Throughout many confrontations between neighbors and the hospital’s administrators, Marie was never bothered by the fact that her husband, Gil, was a prominent ophthalmologist affiliated with the hospital.

The episode was a metaphor for much of Marie’s life, which ended May 24, 2008.

She combined a strong sense of community involvement with an equally strong streak of personal independence. Through strength of will and determination, she usually got what she wanted — with one notable, final exception: She specified that when she died there should be no service. Her friends at the Sequoias, where she and Gil eventually moved, overruled her. Her memorial on May 30 drew a standing room only crowd to the large auditorium.

As she had in the neighborhood, Marie made her mark at the Sequoias. She and Gil moved into the retirement community at relatively young ages. A unit they wanted became available and they decided to take it, rather than chance they wouldn’t get what they wanted later on.

Within weeks of moving in, Marie was busy breaking up the cement-like soil around nearby street trees so she could plant flowers.
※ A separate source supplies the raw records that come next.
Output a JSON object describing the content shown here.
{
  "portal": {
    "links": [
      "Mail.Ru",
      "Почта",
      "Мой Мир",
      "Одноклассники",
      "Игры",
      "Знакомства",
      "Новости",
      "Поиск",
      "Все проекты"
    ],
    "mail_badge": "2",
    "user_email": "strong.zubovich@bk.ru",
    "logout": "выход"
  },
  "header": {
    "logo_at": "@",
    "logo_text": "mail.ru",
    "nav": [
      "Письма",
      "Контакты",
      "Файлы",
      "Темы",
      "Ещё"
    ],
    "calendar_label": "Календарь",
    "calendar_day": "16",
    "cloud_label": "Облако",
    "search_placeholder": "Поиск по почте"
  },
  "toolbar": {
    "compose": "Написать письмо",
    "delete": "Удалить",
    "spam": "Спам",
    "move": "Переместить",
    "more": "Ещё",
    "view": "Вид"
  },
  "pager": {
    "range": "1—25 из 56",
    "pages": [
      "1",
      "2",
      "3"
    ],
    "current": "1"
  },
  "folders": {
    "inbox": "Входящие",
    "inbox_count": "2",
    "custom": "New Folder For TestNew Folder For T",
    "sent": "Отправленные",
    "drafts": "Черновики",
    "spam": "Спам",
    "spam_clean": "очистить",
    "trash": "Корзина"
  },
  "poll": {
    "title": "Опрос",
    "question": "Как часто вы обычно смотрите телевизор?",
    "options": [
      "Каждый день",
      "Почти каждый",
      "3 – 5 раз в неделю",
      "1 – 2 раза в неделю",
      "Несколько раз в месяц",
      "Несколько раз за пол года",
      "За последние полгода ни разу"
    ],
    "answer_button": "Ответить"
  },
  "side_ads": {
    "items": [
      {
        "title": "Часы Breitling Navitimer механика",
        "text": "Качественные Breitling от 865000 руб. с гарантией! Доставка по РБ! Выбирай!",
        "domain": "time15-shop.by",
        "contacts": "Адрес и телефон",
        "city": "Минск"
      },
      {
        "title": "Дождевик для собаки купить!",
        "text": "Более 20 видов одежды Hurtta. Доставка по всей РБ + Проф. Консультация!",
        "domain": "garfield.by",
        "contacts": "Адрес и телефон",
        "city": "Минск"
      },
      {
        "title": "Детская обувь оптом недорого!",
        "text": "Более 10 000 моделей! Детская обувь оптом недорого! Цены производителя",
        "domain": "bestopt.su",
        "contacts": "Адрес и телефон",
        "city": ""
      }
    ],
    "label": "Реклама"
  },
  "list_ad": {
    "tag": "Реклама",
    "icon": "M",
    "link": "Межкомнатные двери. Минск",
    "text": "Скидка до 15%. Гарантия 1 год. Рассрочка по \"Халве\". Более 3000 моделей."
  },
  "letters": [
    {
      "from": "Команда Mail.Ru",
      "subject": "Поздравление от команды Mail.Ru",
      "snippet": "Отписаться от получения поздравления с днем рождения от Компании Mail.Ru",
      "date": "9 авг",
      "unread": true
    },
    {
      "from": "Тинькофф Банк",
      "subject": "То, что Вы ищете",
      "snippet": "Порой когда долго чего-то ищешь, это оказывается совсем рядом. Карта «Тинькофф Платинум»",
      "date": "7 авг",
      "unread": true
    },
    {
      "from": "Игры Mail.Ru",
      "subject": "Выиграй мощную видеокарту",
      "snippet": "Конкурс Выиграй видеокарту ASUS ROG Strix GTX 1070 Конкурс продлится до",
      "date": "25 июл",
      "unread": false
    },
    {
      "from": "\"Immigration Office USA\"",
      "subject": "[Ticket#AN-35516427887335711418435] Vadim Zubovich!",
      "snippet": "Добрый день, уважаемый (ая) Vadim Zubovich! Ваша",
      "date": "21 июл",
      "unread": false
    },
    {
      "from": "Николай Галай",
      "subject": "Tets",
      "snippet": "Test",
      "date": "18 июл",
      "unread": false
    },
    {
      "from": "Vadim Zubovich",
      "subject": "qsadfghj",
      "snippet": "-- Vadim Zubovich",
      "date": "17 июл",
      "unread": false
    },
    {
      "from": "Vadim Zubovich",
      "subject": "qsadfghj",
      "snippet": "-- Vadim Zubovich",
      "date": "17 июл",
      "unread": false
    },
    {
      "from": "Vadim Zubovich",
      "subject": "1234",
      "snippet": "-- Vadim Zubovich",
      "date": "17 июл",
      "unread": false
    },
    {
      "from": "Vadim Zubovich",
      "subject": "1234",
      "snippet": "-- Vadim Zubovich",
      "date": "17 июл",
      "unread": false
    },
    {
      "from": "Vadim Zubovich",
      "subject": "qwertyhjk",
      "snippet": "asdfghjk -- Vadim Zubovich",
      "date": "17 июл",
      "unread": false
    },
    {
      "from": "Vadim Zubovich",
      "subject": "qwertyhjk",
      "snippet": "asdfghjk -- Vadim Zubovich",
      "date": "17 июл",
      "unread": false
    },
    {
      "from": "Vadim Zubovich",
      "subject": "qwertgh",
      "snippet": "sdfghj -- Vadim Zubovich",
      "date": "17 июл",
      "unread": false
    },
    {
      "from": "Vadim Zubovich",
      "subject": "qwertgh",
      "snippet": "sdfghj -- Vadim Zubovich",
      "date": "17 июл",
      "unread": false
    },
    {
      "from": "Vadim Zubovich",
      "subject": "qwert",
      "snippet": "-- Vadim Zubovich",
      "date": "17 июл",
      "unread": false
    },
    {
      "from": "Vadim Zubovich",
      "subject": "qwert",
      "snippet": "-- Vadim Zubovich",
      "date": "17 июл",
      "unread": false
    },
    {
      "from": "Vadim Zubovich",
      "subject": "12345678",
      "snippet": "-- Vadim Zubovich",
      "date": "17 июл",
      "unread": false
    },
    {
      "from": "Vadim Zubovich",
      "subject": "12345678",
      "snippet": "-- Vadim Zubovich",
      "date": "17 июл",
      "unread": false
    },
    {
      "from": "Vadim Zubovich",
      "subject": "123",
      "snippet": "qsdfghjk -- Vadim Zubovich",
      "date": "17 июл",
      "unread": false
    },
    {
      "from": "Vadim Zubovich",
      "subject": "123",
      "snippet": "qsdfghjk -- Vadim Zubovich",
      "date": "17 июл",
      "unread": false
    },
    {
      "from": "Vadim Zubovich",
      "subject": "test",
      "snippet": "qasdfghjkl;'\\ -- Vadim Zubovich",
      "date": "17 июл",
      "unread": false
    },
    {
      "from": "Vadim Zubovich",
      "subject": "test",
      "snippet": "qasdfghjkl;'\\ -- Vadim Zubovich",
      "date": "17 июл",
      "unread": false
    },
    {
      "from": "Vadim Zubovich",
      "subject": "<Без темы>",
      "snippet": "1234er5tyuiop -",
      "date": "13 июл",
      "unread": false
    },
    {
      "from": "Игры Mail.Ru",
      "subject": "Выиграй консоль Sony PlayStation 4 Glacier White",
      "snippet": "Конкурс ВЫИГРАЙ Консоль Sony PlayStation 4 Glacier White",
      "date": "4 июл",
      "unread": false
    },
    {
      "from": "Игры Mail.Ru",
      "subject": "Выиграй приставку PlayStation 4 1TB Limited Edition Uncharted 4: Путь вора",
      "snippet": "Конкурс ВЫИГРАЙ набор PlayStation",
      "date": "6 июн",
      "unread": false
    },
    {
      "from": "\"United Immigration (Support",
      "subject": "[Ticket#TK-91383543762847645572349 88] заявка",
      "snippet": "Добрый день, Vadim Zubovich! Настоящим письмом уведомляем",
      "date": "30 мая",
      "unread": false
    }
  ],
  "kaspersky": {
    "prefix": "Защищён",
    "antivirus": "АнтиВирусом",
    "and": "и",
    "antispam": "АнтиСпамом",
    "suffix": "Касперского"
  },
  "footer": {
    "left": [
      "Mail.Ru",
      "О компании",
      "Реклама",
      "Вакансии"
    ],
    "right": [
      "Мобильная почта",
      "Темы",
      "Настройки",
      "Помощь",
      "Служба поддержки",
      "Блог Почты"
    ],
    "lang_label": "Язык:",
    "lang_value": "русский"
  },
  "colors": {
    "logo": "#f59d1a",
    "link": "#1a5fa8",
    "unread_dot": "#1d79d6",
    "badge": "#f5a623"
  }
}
Quickly she organized a committee of the well-to-do retirees to pick up litter on the streets around the Sequoias. For some, it was among the few tasks of their lives involving manual labor.

At the memorial service, her graffiti-abatement squad wore the irridescent lime green vests they sport during their Saturday morning patrols. Two representatives of the Japantown Task Force testified to the effectiveness of Marie’s projects.

A love of flowers spanned her lifetime. While still living on Washington Street she became a master gardener, took a job at a local nursery and became a docent at the Conservatory of Flowers in Golden Gate Park. Naturally she later gave advice on the Sequoias’ gardens.

Longtime Washington Street residents remember one other aspect of the Cleasby era. On July 3 or 4, anonymous notes would circulate that there might be interesting activity in the Washington-Webster intersection after dark. It was her sub rosa announcement that her son David would once again put on our neighborhood’s private fireworks display, which was far more fun than the city’s bigger, showier festivities.